Should you trust TEE as a sole arbiter of truth? There are two extreme schools of thought: (i) It works and should be used everywhere (ii) It doesn’t work and shouldn’t be used anywhere
Mic suggests that should aim for a middle ground. In that sense, the way to think about TEEs is that it:
- Works unless explicitly broken
- It is expensive to break
- One piece of a security solution, and not the solution
Mic’s talk can be found here. Here are the slides.
Matt Green: Ask not what secure hardware can do for ledgers, but what ledgers can do for secure hardware
The key question Matt asks is how blockchains can be used as a first-class cryptographic objects to secure TEEs and other systems?
To answer this question, he focuses on what can’t TEEs do? There are two key aspects. First, to communicate with the world, TEEs are almost always dependent on an untrusted host. The host can be malicious and can censor. Second, the cannot store state reliably. Storage is typically handled by the host machine, and TEEs are always susceptible to rollback attacks.
The key takeaway from his talk is that, blockchains can help solve both of these problems, i.e., statekeeping and providing a verifiable input to a TEE. A key property that enables the solution is a proof of publication, e.g., with Bitcoin, one can provide an economic guarantee that some x number of blocks have been produced.
Learn more about the use of blockchains to secure TEEs from Matt here. Here are the slides from the talk.
Jonathan Passerat-Palmbach: Privacy x MEV: Mitigation, Collaboration, Decentralisation
Jonathan explained the concept of maximal extractable value (MEV) as the profit a party can earn by inserting, removing or reordering transactions. At a high level, the goal is to reduce MEV as much as possible, and where it cannot be reduced (or for the “good” MEV), it should be redistributed.
How does Flashbots attempt to solve this problem? At a high-level, a new classes of parties called searchers and builders that compete with each other in creating and ordering transactions and engage in a sealed-bid auction. The goal is thus to have decentralization of validators (since validators only tend to follow a simple protocol to pick the highest bid) while searchers and builders can perform the sophisticated job of extracting MEV.
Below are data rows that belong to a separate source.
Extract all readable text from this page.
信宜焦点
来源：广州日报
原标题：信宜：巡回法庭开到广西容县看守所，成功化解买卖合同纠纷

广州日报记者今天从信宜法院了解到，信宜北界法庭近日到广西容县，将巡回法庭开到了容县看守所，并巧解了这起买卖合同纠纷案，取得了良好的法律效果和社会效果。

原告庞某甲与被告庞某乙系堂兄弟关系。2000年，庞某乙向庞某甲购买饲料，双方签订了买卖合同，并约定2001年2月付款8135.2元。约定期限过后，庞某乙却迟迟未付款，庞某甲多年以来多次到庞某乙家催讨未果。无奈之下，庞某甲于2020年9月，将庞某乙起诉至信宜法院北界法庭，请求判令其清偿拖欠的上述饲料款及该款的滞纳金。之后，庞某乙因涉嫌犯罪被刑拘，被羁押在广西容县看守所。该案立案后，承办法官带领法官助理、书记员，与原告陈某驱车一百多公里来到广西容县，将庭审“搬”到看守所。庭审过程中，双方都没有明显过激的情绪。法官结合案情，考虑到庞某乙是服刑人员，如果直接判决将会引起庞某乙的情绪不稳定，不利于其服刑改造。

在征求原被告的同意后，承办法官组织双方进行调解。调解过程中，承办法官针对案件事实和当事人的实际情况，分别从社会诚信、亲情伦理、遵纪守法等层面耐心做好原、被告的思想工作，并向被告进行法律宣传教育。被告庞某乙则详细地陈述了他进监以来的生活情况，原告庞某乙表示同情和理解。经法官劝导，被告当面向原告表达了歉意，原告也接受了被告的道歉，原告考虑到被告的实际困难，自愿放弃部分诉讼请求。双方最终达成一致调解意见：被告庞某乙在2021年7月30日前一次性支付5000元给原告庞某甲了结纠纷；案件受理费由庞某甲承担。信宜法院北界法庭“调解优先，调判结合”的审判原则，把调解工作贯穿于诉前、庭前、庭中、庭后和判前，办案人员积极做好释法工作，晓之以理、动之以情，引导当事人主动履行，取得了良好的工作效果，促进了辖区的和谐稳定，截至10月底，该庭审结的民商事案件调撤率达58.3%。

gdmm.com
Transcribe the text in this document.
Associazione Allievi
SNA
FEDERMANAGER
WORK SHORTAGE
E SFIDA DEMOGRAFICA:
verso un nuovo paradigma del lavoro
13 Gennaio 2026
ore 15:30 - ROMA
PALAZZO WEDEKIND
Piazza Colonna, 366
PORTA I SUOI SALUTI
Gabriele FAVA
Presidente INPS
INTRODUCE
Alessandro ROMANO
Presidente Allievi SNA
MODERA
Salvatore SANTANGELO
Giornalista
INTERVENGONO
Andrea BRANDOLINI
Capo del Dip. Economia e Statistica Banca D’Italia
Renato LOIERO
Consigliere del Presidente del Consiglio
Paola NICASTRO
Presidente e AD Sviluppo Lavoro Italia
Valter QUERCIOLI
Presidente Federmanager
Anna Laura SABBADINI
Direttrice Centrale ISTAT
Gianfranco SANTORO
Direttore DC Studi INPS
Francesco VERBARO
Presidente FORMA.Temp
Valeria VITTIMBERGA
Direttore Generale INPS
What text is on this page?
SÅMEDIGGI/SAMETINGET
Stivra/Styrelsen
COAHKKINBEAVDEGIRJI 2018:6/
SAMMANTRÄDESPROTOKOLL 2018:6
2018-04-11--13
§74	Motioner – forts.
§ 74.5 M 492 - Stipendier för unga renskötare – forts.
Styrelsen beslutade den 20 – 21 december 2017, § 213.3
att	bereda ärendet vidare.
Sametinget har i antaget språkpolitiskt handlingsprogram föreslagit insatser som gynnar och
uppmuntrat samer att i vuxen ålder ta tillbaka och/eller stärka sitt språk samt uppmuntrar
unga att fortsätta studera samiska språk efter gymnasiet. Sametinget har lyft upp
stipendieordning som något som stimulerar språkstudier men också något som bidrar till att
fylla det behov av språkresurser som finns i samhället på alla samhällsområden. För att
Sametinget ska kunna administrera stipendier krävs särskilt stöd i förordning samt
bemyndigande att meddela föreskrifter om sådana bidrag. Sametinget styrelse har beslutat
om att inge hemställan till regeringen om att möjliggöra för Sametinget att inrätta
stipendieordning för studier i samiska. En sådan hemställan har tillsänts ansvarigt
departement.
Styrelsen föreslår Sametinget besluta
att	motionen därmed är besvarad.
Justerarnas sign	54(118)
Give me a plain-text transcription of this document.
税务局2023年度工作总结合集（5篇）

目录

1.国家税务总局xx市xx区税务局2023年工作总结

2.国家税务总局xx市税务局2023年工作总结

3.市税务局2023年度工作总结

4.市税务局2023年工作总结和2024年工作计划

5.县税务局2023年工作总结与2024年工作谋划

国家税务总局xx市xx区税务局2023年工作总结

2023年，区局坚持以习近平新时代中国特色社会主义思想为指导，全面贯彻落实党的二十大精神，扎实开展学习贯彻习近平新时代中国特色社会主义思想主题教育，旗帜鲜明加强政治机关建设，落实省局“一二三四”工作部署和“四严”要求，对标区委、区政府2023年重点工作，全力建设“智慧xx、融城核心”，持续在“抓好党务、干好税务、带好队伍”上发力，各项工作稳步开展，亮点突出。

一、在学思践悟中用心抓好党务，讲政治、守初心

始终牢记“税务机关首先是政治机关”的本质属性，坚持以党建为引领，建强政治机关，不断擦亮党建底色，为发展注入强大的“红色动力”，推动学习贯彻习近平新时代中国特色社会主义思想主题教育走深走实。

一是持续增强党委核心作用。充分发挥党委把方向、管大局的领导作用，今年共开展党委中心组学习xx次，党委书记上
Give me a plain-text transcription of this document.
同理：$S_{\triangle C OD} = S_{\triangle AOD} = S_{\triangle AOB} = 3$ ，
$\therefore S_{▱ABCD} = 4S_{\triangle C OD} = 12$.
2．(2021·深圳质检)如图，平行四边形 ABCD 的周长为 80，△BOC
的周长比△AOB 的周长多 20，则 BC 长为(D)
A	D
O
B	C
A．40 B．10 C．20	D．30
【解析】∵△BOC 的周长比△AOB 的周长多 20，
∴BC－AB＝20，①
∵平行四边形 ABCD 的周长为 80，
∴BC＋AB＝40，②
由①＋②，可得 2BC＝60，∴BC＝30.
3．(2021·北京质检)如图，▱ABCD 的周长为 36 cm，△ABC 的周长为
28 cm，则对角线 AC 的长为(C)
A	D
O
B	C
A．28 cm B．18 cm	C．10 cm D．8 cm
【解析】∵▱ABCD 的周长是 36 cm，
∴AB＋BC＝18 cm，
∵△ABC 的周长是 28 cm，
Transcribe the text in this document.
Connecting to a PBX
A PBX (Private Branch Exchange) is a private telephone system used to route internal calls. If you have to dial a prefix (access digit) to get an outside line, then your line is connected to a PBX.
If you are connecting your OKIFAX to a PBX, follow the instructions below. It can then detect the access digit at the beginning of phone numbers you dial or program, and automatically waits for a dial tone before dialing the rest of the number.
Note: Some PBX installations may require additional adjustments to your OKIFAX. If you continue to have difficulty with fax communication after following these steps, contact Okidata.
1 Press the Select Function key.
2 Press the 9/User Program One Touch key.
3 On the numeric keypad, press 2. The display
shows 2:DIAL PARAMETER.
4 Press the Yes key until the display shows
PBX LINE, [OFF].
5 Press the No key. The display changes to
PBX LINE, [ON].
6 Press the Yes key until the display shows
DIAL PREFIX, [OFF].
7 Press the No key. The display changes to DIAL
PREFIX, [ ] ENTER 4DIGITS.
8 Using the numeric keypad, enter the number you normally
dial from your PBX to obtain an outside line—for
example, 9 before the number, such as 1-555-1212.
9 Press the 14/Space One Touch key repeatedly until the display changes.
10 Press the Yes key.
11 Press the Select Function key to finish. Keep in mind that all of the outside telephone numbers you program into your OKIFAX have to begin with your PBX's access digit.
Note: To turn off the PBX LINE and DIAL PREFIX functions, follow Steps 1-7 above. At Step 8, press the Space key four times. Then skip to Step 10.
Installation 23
Ensuring this process currently is riddled with a problem: if validators learn the contents of the block produced by searchers and builders, then they can steal all of the profits from these entities. On the other hand, if they do not learn all the content, then they are essentially relying on these entities to reveal the blocks; if they do not, then validators would get slashed. Thus, the current ecosystem uses trusted relays such as a Flashbots to achieve this guarantee.
Some of the key challenges they face include: (i) Centralization of builders, (ii) Trusted relays, and (iii) Users do not benefit from MEV
Given this background, Jonathan discussed the following key research questions:
- How can SGX be used to address these concerns?
- Taking into account commercially available TEEs’ known design flaws, how could we strengthen them further?
- How could we design a network made of heterogeneous TEEs considering they currently have different threat models?
- Exploring how encrypted mempools can help solve some of these challenges.